There are two oral accounts of the origin of the dance in Bhutan. Gesar was worshipped by the male resident deity Chundu of Haa in western Bhutan. The 16th Paro Penlop (governor) Tshultrim Namgyal, popularly known as Ponlop Agay Haap, was believed to be an offspring of Chundu. Unrivalled as a statesman and strategist, he called a long truce during an armed battle between the Bhutanese and Tibetan.

Meanwhile, the versatile ponlop composed and performed the charismatic dance every day to pacify his enemies. According to senior locals, the dance was staged with dexterity, exquisite costume and lyrical invocation of warrior god Gesar.

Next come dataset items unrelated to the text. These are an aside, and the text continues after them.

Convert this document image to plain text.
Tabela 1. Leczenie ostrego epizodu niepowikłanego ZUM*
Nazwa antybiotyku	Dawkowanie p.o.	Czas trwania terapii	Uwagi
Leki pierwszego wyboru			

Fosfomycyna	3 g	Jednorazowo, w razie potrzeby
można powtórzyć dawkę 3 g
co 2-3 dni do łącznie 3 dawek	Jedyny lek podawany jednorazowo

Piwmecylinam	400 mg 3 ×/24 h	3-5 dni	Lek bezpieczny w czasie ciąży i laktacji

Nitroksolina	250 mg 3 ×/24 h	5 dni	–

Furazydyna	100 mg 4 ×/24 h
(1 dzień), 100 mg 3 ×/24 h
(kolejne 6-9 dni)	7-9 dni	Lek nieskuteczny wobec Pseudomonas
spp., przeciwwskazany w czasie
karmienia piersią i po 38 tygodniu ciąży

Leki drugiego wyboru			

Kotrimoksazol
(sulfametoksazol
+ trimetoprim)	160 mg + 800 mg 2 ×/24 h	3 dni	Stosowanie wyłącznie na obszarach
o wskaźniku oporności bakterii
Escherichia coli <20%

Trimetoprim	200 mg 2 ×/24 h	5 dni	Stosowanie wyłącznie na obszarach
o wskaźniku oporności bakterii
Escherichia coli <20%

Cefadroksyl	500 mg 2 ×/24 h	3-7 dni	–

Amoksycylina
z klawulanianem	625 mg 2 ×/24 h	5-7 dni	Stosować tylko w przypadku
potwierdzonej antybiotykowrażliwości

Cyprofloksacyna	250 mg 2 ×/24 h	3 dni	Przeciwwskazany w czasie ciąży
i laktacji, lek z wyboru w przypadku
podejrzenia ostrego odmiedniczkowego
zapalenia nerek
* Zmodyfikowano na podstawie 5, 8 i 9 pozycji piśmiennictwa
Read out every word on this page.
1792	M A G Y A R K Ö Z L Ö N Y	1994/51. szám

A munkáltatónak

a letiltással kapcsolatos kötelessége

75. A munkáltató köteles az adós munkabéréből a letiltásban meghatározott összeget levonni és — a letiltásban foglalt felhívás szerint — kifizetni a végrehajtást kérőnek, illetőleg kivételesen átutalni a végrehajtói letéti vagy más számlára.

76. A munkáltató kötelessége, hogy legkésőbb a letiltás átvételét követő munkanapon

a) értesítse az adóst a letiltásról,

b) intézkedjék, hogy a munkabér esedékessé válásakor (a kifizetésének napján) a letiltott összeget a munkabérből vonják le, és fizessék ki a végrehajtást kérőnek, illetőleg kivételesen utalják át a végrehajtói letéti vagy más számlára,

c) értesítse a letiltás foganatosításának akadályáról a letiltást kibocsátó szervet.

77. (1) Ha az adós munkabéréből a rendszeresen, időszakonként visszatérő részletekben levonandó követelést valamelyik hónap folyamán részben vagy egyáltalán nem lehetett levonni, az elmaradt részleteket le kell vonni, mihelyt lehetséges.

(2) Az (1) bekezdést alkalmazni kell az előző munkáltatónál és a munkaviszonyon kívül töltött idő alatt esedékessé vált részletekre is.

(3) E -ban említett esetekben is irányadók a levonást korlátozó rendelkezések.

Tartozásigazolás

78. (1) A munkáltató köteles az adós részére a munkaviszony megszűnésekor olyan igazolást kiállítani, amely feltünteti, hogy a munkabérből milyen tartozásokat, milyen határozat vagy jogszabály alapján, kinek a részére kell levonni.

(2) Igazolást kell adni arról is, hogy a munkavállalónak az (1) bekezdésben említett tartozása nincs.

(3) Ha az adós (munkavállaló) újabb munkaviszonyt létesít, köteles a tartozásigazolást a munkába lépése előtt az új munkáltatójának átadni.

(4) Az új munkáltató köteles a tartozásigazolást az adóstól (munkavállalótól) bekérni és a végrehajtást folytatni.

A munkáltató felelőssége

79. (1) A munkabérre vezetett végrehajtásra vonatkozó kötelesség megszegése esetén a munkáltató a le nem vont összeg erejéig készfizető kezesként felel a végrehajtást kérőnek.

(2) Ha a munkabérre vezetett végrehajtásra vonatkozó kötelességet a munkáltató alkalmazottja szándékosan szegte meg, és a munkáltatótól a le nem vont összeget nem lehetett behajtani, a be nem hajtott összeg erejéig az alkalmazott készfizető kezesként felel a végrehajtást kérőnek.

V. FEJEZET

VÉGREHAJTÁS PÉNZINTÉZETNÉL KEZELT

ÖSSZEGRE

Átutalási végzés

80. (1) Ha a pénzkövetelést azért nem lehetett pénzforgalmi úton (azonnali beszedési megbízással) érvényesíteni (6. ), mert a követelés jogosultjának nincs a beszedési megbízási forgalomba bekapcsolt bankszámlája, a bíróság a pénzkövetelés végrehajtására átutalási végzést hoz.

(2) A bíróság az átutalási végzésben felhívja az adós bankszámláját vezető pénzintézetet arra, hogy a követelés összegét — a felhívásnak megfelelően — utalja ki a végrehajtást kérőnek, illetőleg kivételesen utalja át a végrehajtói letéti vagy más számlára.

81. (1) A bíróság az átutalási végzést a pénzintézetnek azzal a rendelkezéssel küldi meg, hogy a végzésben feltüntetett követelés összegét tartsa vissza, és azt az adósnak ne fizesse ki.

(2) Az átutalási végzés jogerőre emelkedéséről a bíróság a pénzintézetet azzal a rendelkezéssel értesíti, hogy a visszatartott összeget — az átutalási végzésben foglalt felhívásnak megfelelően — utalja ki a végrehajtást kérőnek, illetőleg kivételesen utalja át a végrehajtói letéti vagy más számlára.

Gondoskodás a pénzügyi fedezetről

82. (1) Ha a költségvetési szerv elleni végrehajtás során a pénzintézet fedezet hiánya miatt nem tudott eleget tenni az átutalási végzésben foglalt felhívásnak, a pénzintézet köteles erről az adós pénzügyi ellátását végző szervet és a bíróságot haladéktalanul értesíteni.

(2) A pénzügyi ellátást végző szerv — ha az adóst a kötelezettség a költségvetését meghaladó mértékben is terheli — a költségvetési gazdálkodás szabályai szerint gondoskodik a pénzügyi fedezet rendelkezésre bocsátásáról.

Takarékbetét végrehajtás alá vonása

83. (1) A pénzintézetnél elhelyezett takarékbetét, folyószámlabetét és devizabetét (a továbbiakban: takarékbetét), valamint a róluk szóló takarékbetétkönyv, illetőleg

The dance made opposing parties drop their grudges in a favorable situation. In an unavoidable showdown, the dancers would slay the unsuspecting enemies with their swords tucked across the back of the waist.

Another account goes that Zhabdrung Jigme Norbu, the 4th mind incarnation of Zhabdrung Ngawang Namgyal, who was born in Drametse, Mongar in 1831, was a potential candidate for the 39th Druk Desi (regent) following the death of former Desi Wangchuk Gyalpo in 1850. Sensing danger to Jigme Norbu’s life during the investiture ceremony, Ponlop Haap, an ally of Desi Jigme Namgyel (1824-1881), staged the dance to escort Jigme Norbu out of Tashichhodzong in Thimphu.

An oral account affirms how both the ponlop and Jigme Norbu performed the dance and escaped the scene unharmed. Later, Jibi Powo was recognized for its skillful means and wisdom, and performed as an official parade to receive His Majesty the King, His Holiness the Je Khenpo and dignitaries during ceremonies and public events.

The performers sing an invocation and dance simultaneously in a swift and rigorous choreography. The dance is performed in four choreographic modes and lyrical transitions. The crude translation of the lyrics go:

Entry: Peaceful
Upon the open and auspicious lotus-like ground
The auspicious waterfall cascades like a crystal nectar
The charismatic personality is the accomplished fearless hero
The superior tree is the faultless cypress
The bird of heaven flock to partake.

Invocation: Semi Wrathful
The dancers extol Guru Rinpoche and his physical attributes:
The Lama seated on the throne is the peerless
Lotus-born teacher of Orgyen
In his hand is the vase of elixir
His head is adorned with the lotus hat.

Crescendo: Wrathful
The bird of heaven is flapping wings to take flight
It is zestfully clucking for grains
Its parched throat thirsts for cool fresh water
Perched upon the treetop, it could see the zenith of heaven
For all the heavenly blessings, it prefers to remain on the treetop.

Exit: Peaceful
The dancers take leave by receiving blessings from spiritual teachers and bowing to the guest of honour.

The costume, adornments, implements and weaponry are intricately cloaked. The costume is woven from resilient materials. Metallic adornments are infused with potent symbolism. Weaponry is crafted to inspire awe and fear.

1. Thick raw silk and brocade gho (national dress) to deflect sword strikes.

2. Dar Nay Nga or five multi-coloured silk scarves crisscrossing the upper body to psycho-spiritually empower the performers. The softness and sensitivity of the scarves symbolize compassion and defiance.

3. Khabshub: a pouch hung by the waist to store sewing needle and thread

4. Phorshub: a pouch hung by the waist to keep flint and matches

5. Ngueshub: a wallet

6. Rig-nga: a gilded silver helmet, symbolizing the 5 Primordial (Dayani) wisdom Buddhas.

7. A sword tucked across the waist hints at a warrior faced with a mortal challenge. When the sword is worn suspended from the waist, the weapon becomes a heroic decoration.

8. A damaru (hand-held double-sided drum) in the right hand is played to invoke blessings of the female wisdom.

9. A long white skirt worn outside the gho, the national dress of Bhutan, symbolizes the ritual garb of spell-binders (Ngagpa).